Monday, 7 February 2011

Progress February 2011

Over the last few months I've tried a number of novel approaches to try and make sense of the data that the crawler and semantifier return.

Many of these approaches (based on the Neo4J work) still have some potential ( I think ), but I wasn't able to prove it.

Recently, if only in an effort to see what's there, I went back to basics and do the simplest thing possible (almost). The Home Page now looks like this (see below)... a simple tag cloud showing the most frequent concepts and images of the people who's pages were found to contain squarish, largeish images. There is also a type-ahead scrolling search box. Showing people what is in the database, before they search is a really useful means of helping people not to search for things that aren't there.

I decided to attempt to return only related people and then overlapping concepts (for any given concept). This would mean that a search for plankton might return ...

Plankton -> (Peter Daines, Andy Bird, Rob Raiswell, Michael Krom etc) which would then subsequently return the connected concepts of (Fisheries, Aquatic ecology, Climate change, Environment etc).

The result of this really simple approach looks like this...
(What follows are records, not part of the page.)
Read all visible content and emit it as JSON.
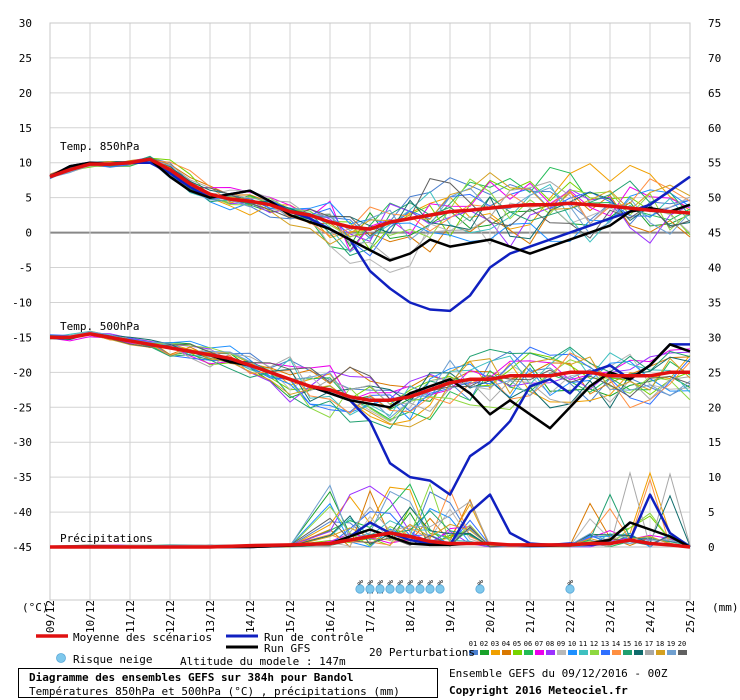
{
  "chart_data": {
    "type": "line",
    "title": "Diagramme des ensembles GEFS sur 384h pour Bandol",
    "subtitle": "Températures 850hPa et 500hPa (°C) , précipitations (mm)",
    "left_axis": {
      "unit": "(°C)",
      "ylim": [
        -45,
        30
      ],
      "ticks": [
        30,
        25,
        20,
        15,
        10,
        5,
        0,
        -5,
        -10,
        -15,
        -20,
        -25,
        -30,
        -35,
        -40,
        -45
      ]
    },
    "right_axis": {
      "unit": "(mm)",
      "ylim": [
        0,
        75
      ],
      "ticks": [
        75,
        70,
        65,
        60,
        55,
        50,
        45,
        40,
        35,
        30,
        25,
        20,
        15,
        10,
        5,
        0
      ]
    },
    "x": {
      "range_days": [
        0,
        16
      ],
      "dates": [
        "09/12",
        "10/12",
        "11/12",
        "12/12",
        "13/12",
        "14/12",
        "15/12",
        "16/12",
        "17/12",
        "18/12",
        "19/12",
        "20/12",
        "21/12",
        "22/12",
        "23/12",
        "24/12",
        "25/12"
      ]
    },
    "panel_labels": [
      "Temp. 850hPa",
      "Temp. 500hPa",
      "Précipitations"
    ],
    "panel_unit_note": "Panels are stacked: 850hPa panel plotted at true °C; 500hPa panel plotted at true °C; precipitation panel uses right axis (mm).",
    "series": [
      {
        "name": "Moyenne des scénarios",
        "panel": "t850",
        "x": [
          0,
          0.5,
          1,
          1.5,
          2,
          2.5,
          3,
          3.5,
          4,
          4.5,
          5,
          5.5,
          6,
          6.5,
          7,
          7.5,
          8,
          8.5,
          9,
          9.5,
          10,
          10.5,
          11,
          11.5,
          12,
          12.5,
          13,
          13.5,
          14,
          14.5,
          15,
          15.5,
          16
        ],
        "values": [
          8,
          9,
          9.8,
          9.8,
          10,
          10.5,
          9,
          7,
          5.5,
          4.8,
          4.5,
          4,
          3,
          2.5,
          1.5,
          0.8,
          0.5,
          1.5,
          2,
          2.5,
          3,
          3.2,
          3.5,
          3.8,
          4,
          4,
          4.2,
          4,
          3.8,
          3.5,
          3.2,
          3,
          2.8
        ]
      },
      {
        "name": "Run de contrôle",
        "panel": "t850",
        "x": [
          0,
          0.5,
          1,
          1.5,
          2,
          2.5,
          3,
          3.5,
          4,
          4.5,
          5,
          5.5,
          6,
          6.5,
          7,
          7.5,
          8,
          8.5,
          9,
          9.5,
          10,
          10.5,
          11,
          11.5,
          12,
          12.5,
          13,
          13.5,
          14,
          14.5,
          15,
          15.5,
          16
        ],
        "values": [
          8,
          9.5,
          10,
          9.8,
          10,
          10,
          8.5,
          6.5,
          5,
          5.5,
          6,
          4.5,
          3,
          2,
          0.5,
          -1,
          -5.5,
          -8,
          -10,
          -11,
          -11.2,
          -9,
          -5,
          -3,
          -2,
          -1,
          0,
          1,
          2,
          3,
          4,
          6,
          8
        ]
      },
      {
        "name": "Run GFS",
        "panel": "t850",
        "x": [
          0,
          0.5,
          1,
          1.5,
          2,
          2.5,
          3,
          3.5,
          4,
          4.5,
          5,
          5.5,
          6,
          6.5,
          7,
          7.5,
          8,
          8.5,
          9,
          9.5,
          10,
          10.5,
          11,
          11.5,
          12,
          12.5,
          13,
          13.5,
          14,
          14.5,
          15,
          15.5,
          16
        ],
        "values": [
          8,
          9.5,
          10,
          9.8,
          10,
          10.5,
          8,
          6,
          5,
          5.5,
          6,
          4.5,
          2.5,
          1.5,
          0.5,
          -1,
          -2.5,
          -4,
          -3,
          -1,
          -2,
          -1.5,
          -1,
          -2,
          -3,
          -2,
          -1,
          0,
          1,
          3,
          3.5,
          3,
          4
        ]
      },
      {
        "name": "Moyenne des scénarios",
        "panel": "t500",
        "x": [
          0,
          0.5,
          1,
          1.5,
          2,
          2.5,
          3,
          3.5,
          4,
          4.5,
          5,
          5.5,
          6,
          6.5,
          7,
          7.5,
          8,
          8.5,
          9,
          9.5,
          10,
          10.5,
          11,
          11.5,
          12,
          12.5,
          13,
          13.5,
          14,
          14.5,
          15,
          15.5,
          16
        ],
        "values": [
          -15,
          -15,
          -14.5,
          -15,
          -15.5,
          -16,
          -16.5,
          -17,
          -17.5,
          -18,
          -19,
          -20,
          -21,
          -22,
          -22.5,
          -23.5,
          -24,
          -24,
          -23.5,
          -22.5,
          -21.5,
          -21,
          -21,
          -20.5,
          -20.5,
          -20.5,
          -20,
          -20,
          -20.5,
          -20.5,
          -20.5,
          -20,
          -20
        ]
      },
      {
        "name": "Run de contrôle",
        "panel": "t500",
        "x": [
          0,
          0.5,
          1,
          1.5,
          2,
          2.5,
          3,
          3.5,
          4,
          4.5,
          5,
          5.5,
          6,
          6.5,
          7,
          7.5,
          8,
          8.5,
          9,
          9.5,
          10,
          10.5,
          11,
          11.5,
          12,
          12.5,
          13,
          13.5,
          14,
          14.5,
          15,
          15.5,
          16
        ],
        "values": [
          -15,
          -15,
          -14.5,
          -15,
          -15.5,
          -16,
          -16.5,
          -17,
          -17.5,
          -18.5,
          -19,
          -20,
          -21,
          -22,
          -23,
          -24,
          -27,
          -33,
          -35,
          -35.5,
          -37.5,
          -32,
          -30,
          -27,
          -22,
          -21,
          -23,
          -20,
          -19,
          -21,
          -19,
          -16,
          -16
        ]
      },
      {
        "name": "Run GFS",
        "panel": "t500",
        "x": [
          0,
          0.5,
          1,
          1.5,
          2,
          2.5,
          3,
          3.5,
          4,
          4.5,
          5,
          5.5,
          6,
          6.5,
          7,
          7.5,
          8,
          8.5,
          9,
          9.5,
          10,
          10.5,
          11,
          11.5,
          12,
          12.5,
          13,
          13.5,
          14,
          14.5,
          15,
          15.5,
          16
        ],
        "values": [
          -15,
          -15,
          -14.5,
          -15,
          -15.5,
          -16,
          -16.5,
          -17,
          -17.5,
          -18.5,
          -19,
          -20,
          -21,
          -22,
          -23,
          -24,
          -24.5,
          -25,
          -23,
          -22,
          -21,
          -23,
          -26,
          -24,
          -26,
          -28,
          -25,
          -22,
          -20,
          -21,
          -19,
          -16,
          -17
        ]
      },
      {
        "name": "Moyenne des scénarios",
        "panel": "precip",
        "x": [
          0,
          1,
          2,
          3,
          4,
          5,
          6,
          7,
          7.5,
          8,
          8.5,
          9,
          9.5,
          10,
          10.5,
          11,
          11.5,
          12,
          12.5,
          13,
          13.5,
          14,
          14.5,
          15,
          15.5,
          16
        ],
        "values": [
          0,
          0,
          0,
          0,
          0,
          0.2,
          0.3,
          0.5,
          1,
          1.5,
          2,
          1.5,
          0.8,
          0.5,
          0.5,
          0.5,
          0.3,
          0.3,
          0.3,
          0.3,
          0.5,
          0.5,
          1,
          0.5,
          0.3,
          0
        ]
      },
      {
        "name": "Run de contrôle",
        "panel": "precip",
        "x": [
          0,
          1,
          2,
          3,
          4,
          5,
          6,
          7,
          7.5,
          8,
          8.5,
          9,
          9.5,
          10,
          10.5,
          11,
          11.5,
          12,
          12.5,
          13,
          13.5,
          14,
          14.5,
          15,
          15.5,
          16
        ],
        "values": [
          0,
          0,
          0,
          0,
          0,
          0,
          0.2,
          0.5,
          1.5,
          3.5,
          2,
          1,
          0.5,
          0.3,
          5,
          7.5,
          2,
          0.5,
          0.3,
          0.5,
          0.3,
          0.5,
          1,
          7.5,
          2,
          0
        ]
      },
      {
        "name": "Run GFS",
        "panel": "precip",
        "x": [
          0,
          1,
          2,
          3,
          4,
          5,
          6,
          7,
          7.5,
          8,
          8.5,
          9,
          9.5,
          10,
          10.5,
          11,
          11.5,
          12,
          12.5,
          13,
          13.5,
          14,
          14.5,
          15,
          15.5,
          16
        ],
        "values": [
          0,
          0,
          0,
          0,
          0,
          0,
          0.2,
          0.5,
          1.5,
          2.5,
          1.5,
          0.5,
          0.3,
          0.3,
          0.5,
          0.5,
          0.3,
          0.2,
          0.2,
          0.3,
          0.5,
          1,
          3.5,
          2.5,
          1.5,
          0
        ]
      }
    ],
    "snow_risk": [
      {
        "day": 7.75,
        "label": "5%"
      },
      {
        "day": 8.0,
        "label": "10%"
      },
      {
        "day": 8.25,
        "label": "10%"
      },
      {
        "day": 8.5,
        "label": "5%"
      },
      {
        "day": 8.75,
        "label": "5%"
      },
      {
        "day": 9.0,
        "label": "5%"
      },
      {
        "day": 9.25,
        "label": "5%"
      },
      {
        "day": 9.5,
        "label": "5%"
      },
      {
        "day": 9.75,
        "label": "5%"
      },
      {
        "day": 10.75,
        "label": "5%"
      },
      {
        "day": 13.0,
        "label": "5%"
      }
    ],
    "perturbation_codes": [
      "01",
      "02",
      "03",
      "04",
      "05",
      "06",
      "07",
      "08",
      "09",
      "10",
      "11",
      "12",
      "13",
      "14",
      "15",
      "16",
      "17",
      "18",
      "19",
      "20"
    ],
    "perturbation_colors": [
      "#4a7fcf",
      "#19a22a",
      "#f0a000",
      "#d97800",
      "#77d400",
      "#22bb55",
      "#ec00ec",
      "#9b30ff",
      "#b8b8b8",
      "#1e90ff",
      "#3ec0c0",
      "#8ed840",
      "#2f70ff",
      "#ff8f40",
      "#20a070",
      "#0f6b6b",
      "#a8a8a8",
      "#d4a020",
      "#70a0d0",
      "#606060"
    ]
  },
  "legend": {
    "mean_label": "Moyenne des scénarios",
    "control_label": "Run de contrôle",
    "gfs_label": "Run GFS",
    "snow_label": "Risque neige",
    "altitude_label": "Altitude du modele : 147m",
    "perturbations_label": "20 Perturbations"
  },
  "footer": {
    "title": "Diagramme des ensembles GEFS sur 384h pour Bandol",
    "subtitle": "Températures 850hPa et 500hPa (°C) , précipitations (mm)",
    "ensemble_run": "Ensemble GEFS du 09/12/2016 - 00Z",
    "copyright": "Copyright 2016 Meteociel.fr"
  },
  "colors": {
    "mean": "#e01010",
    "control": "#1020c0",
    "gfs": "#000000",
    "snow": "#7ec8ec"
  }
}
...and bizarrely, because the concepts are interlinked, the visualisation sorts itself out. That is to say, previously I was attempting to fingerprint the connections between concepts and then sort them, but found that the visualisation ( trying to find the best layout for interconnected concepts) actually does the same job, but in 2D space rather than in a matrix.

A rough beta of this work is online here . Be gentle with it, it's not finished. I now want to see if I can create some embed code that might be usefully added to another site - showing a mini collection of related concepts and URLs.